Les prix du pétrole s'établissaient mercredi matin en baisse à l'ouverture des échanges européens, les investisseurs engrangeant quelques bénéfices après la hausse de la veille du fait notamment d'un accès de faiblesse du dollar, dans un marché plombé par la surabondance continue de l'offre. Le baril de Brent de la mer du Nord pour livraison en juillet valait 63,91 dollars sur l'Intercontinental Exchange (ICE) de Londres, en baisse de 1,60 dollar par rapport à la clôture de mardi.
Dans les échanges électroniques sur le New York Mercantile Exchange (Nymex), le baril de "light sweet crude" (WTI) pour la même échéance perdait 1,38 dollar à 59,88 dollars.

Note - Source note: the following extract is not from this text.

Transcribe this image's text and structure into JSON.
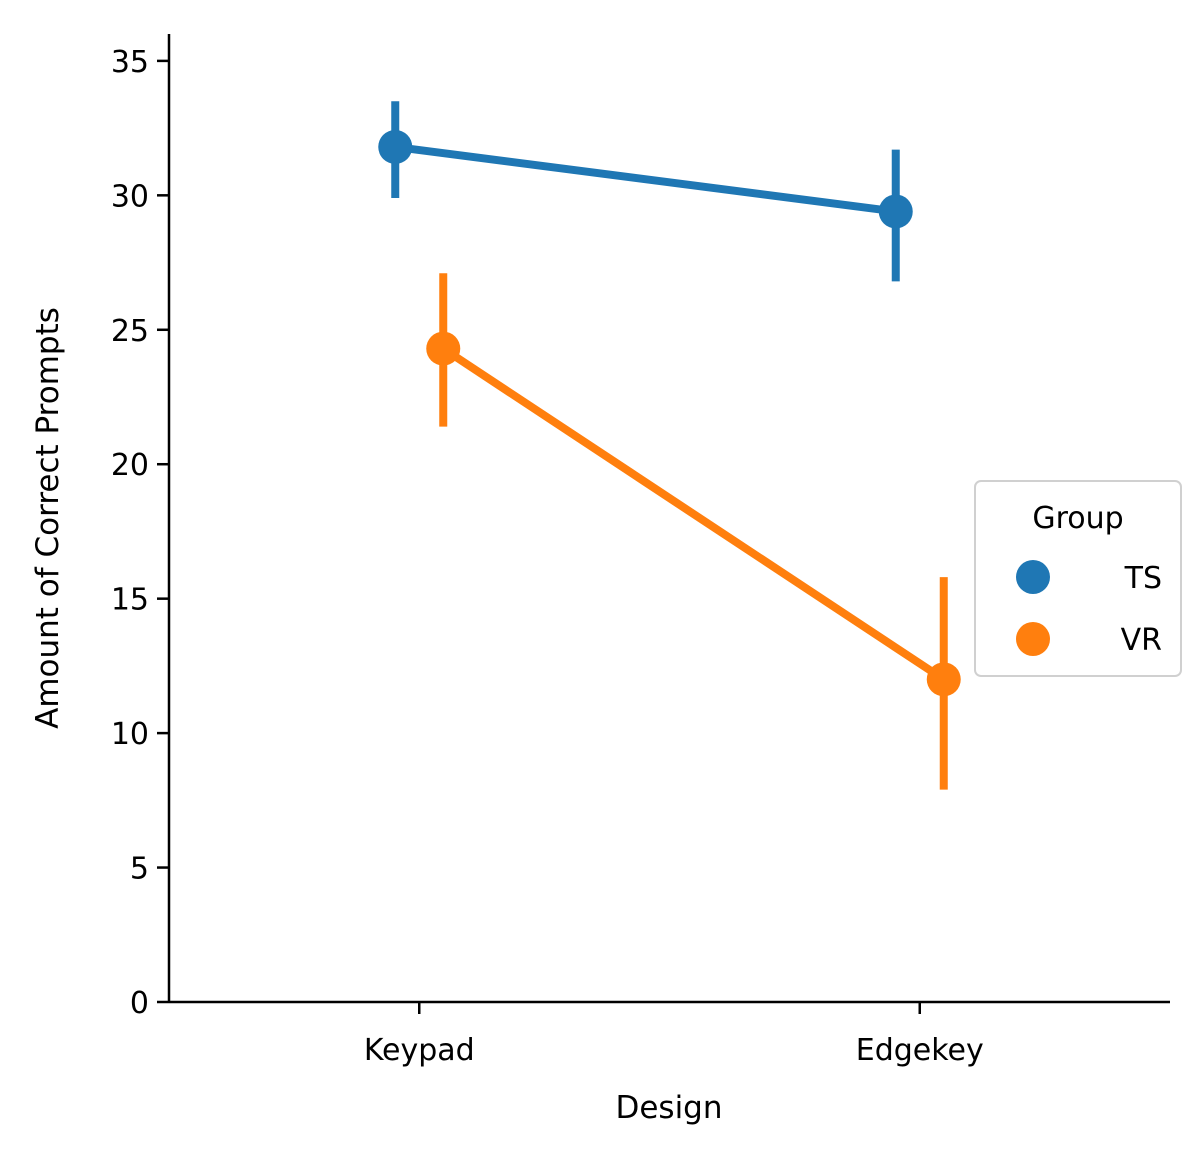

Un dollar considérablement affaibli face à l'euro, booste les prix pendant quelques temps, ce qui a permis aux cours du brut de se redresser mardi, notaient les experts. Le WTI a même atteint mardi en clôture un sommet depuis début décembre 2014, à 61,26 dollars le baril.
La baisse du dollar rend plus attractifs car moins onéreux les achats de pétrole, libellés en dollar, pour les investisseurs munis d'autres devises. Mais "les prix ont effacé leurs gains après l'annonce par l'association professionnelle API d'une hausse inattendue de 1,8 million de barils des réserves de brut et de 1,6 million de barils des stocks d'essence la semaine dernière", relevait-on. Ces données étaient vues comme de mauvais augure avant la publication des chiffres officiels du département américain de l'énergie (DoE) sur les réserves de pétrole aux Etats-Unis pour la semaine écoulée.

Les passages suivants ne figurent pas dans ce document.